Потянулись, улыбнулись, встали, прошлёпали в ванную комнату, открыли глаза, проснуться забыли.
Костас потёр ладонями помятое со сна лицо, бросил беглый взгляд в зеркало на щетину, взлохмаченную шевелюру, тяжело вздохнул, матерясь про себя весь белый свет. Вставать в такую рань в выходной день – преступление против человечества. Морщась, забрался под холодный душ.
Бр-р-р-р! У-у-у-х! Отлично! Просто отлично! Бодрит!
Через двадцать минут в зеркало смотрела довольная жизнью, холеная физиономия тридцати четырёх лет от роду. Тёмные волосы, почти иссиня-чёрные, карие глаза, густые брови, прямой нос, белоснежные зубы, рост и телосложение тоже не подкачали.

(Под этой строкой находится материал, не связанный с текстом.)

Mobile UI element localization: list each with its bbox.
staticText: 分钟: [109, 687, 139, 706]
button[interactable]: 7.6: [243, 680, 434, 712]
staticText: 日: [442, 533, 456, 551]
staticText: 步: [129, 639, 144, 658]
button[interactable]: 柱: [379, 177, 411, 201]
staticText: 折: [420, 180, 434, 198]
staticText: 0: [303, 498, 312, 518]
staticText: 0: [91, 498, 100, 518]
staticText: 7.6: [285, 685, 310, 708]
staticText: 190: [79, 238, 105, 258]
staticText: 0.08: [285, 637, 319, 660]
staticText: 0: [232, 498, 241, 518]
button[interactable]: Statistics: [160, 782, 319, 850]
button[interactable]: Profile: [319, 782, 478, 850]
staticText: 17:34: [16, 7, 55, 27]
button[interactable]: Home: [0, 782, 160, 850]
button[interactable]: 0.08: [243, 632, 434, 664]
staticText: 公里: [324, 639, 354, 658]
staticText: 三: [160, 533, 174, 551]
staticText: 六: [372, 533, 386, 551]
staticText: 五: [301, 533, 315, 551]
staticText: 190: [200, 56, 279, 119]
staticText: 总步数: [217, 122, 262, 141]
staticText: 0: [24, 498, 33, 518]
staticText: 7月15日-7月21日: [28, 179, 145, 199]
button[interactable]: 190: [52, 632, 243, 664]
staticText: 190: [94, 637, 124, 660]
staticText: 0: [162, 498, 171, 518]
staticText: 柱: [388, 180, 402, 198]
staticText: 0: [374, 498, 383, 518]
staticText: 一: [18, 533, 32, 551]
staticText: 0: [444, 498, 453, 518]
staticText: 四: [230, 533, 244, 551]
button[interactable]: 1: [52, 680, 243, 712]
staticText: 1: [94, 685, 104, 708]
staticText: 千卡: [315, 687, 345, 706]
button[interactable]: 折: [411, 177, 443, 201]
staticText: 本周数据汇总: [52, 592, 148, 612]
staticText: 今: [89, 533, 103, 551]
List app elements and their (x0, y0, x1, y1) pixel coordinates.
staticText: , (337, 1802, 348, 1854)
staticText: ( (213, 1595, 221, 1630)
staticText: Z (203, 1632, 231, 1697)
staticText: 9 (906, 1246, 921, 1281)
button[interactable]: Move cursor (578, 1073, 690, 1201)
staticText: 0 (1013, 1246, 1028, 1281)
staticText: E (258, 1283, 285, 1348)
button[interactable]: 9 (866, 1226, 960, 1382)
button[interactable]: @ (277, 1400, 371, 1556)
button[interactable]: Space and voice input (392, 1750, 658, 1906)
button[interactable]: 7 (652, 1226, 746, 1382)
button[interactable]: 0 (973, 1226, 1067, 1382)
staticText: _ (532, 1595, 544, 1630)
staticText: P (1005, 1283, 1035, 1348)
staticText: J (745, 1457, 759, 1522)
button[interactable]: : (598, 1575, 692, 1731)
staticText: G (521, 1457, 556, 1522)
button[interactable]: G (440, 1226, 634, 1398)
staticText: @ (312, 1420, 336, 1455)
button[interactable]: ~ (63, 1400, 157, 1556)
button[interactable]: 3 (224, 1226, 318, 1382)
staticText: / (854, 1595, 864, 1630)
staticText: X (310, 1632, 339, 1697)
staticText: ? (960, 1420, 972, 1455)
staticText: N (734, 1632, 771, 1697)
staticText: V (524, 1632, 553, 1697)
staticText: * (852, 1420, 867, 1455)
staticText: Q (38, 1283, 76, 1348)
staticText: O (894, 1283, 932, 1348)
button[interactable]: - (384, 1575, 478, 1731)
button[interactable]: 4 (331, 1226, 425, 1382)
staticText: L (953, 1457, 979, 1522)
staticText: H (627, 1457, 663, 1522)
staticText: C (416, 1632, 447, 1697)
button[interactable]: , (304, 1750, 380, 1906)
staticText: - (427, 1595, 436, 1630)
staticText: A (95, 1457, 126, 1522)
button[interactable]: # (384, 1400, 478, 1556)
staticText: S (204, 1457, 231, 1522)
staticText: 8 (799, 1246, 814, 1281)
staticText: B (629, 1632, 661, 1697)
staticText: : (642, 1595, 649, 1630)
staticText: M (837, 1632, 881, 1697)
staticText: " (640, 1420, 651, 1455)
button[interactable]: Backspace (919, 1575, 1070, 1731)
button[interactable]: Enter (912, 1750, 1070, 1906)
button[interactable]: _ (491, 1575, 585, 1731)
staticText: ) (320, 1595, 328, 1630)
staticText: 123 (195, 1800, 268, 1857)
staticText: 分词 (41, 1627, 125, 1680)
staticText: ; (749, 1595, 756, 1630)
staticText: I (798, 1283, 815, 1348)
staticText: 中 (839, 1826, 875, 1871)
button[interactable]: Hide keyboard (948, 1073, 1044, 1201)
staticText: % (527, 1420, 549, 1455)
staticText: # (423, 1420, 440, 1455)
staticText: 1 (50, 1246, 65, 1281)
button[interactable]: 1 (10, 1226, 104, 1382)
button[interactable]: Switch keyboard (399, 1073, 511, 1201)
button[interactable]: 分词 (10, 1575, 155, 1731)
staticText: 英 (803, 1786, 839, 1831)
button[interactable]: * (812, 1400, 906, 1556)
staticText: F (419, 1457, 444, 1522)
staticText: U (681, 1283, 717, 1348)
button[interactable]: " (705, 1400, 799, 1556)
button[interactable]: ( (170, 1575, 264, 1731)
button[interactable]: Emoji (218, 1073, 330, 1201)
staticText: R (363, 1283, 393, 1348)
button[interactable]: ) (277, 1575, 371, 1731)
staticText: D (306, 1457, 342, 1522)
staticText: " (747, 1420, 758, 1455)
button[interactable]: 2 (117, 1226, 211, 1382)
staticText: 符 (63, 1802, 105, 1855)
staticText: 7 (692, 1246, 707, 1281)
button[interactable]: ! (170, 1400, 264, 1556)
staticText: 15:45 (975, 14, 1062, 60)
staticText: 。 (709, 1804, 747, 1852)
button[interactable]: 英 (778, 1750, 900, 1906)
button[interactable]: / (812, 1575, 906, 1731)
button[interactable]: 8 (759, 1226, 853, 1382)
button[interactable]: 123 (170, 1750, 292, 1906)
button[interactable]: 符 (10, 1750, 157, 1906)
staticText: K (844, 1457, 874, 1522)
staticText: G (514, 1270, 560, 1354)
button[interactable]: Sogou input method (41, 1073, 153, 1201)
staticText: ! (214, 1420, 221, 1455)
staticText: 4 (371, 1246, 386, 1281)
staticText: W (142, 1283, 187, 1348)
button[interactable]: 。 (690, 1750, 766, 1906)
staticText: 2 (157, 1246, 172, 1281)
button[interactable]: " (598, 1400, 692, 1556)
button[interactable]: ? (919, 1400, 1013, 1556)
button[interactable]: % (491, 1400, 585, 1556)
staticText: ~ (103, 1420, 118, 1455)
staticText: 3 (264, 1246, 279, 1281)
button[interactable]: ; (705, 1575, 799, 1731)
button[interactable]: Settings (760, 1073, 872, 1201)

Такого самца смело можно в рекламу брать, вот только Зервас Константинос Александрович владелец строительного бизнеса, и моделинг вертел на своём немаленьком половом органе.
Приготовил завтрак на скорую руку. Яичницу с помидорами, тосты с ветчиной и сыром, две чашки крепкого кофе. Накрыл стол в надежде, что шум из кухни и ароматы поднимут одну симпатичную особу из кровати.
Не вышло.
– Подъём, – проговорил Костас громко, войдя в спальню, распахнул светонепроницаемые шторы. – Вставай, засонькин.
Одеяло на кровати королевских размеров зашевелилось, донёсся недовольный писк, показалась розовая пятка. За эту-то пятку и схватился Костас, потянул на себя, приговаривая, что солнце уже высоко, пора вставать.
Вскоре из-под одеяла выбралась обладательница розовой ступни, недовольно щурясь, сморщив нос.
– Юль, вставай, давай, – повторил Костас, пробегая пальцами по девичьим рёбрам, вызывая смех вкупе с недовольством. – Хватит капризничать, я предупреждал, что подъём ранний.
– Ну-у-у-у, Ко-о-о-оста-а-ас, – заныла Юля, обхватив руками подушку.
– Подъём, – объявил Костас. – Я опаздываю, совесть имей, – буркнул, играя в недовольство.
В общем-то, злиться на симпатичное создание всерьёз он не мог. Славная эта Юленька, хорошенькая. Наивная, конечно, только какой ей быть в свои лопоухие двадцать три года.
Через сорок минут они стояли в просторной прихожей. Костас в однотонной футболке, джинсах и ветровке, держа чехол с парадно-выходным костюмом, и Юленька, недовольно дуясь.
– Ладно, не злись, – примирительно проговорил Костас, – в воскресенье вечером вернусь, сходим куда-нибудь.
Юленька сжала пухлые губки, которые буквально несколько минут назад вознесли его в рай, но благоразумно промолчала, не желая начинать ссору.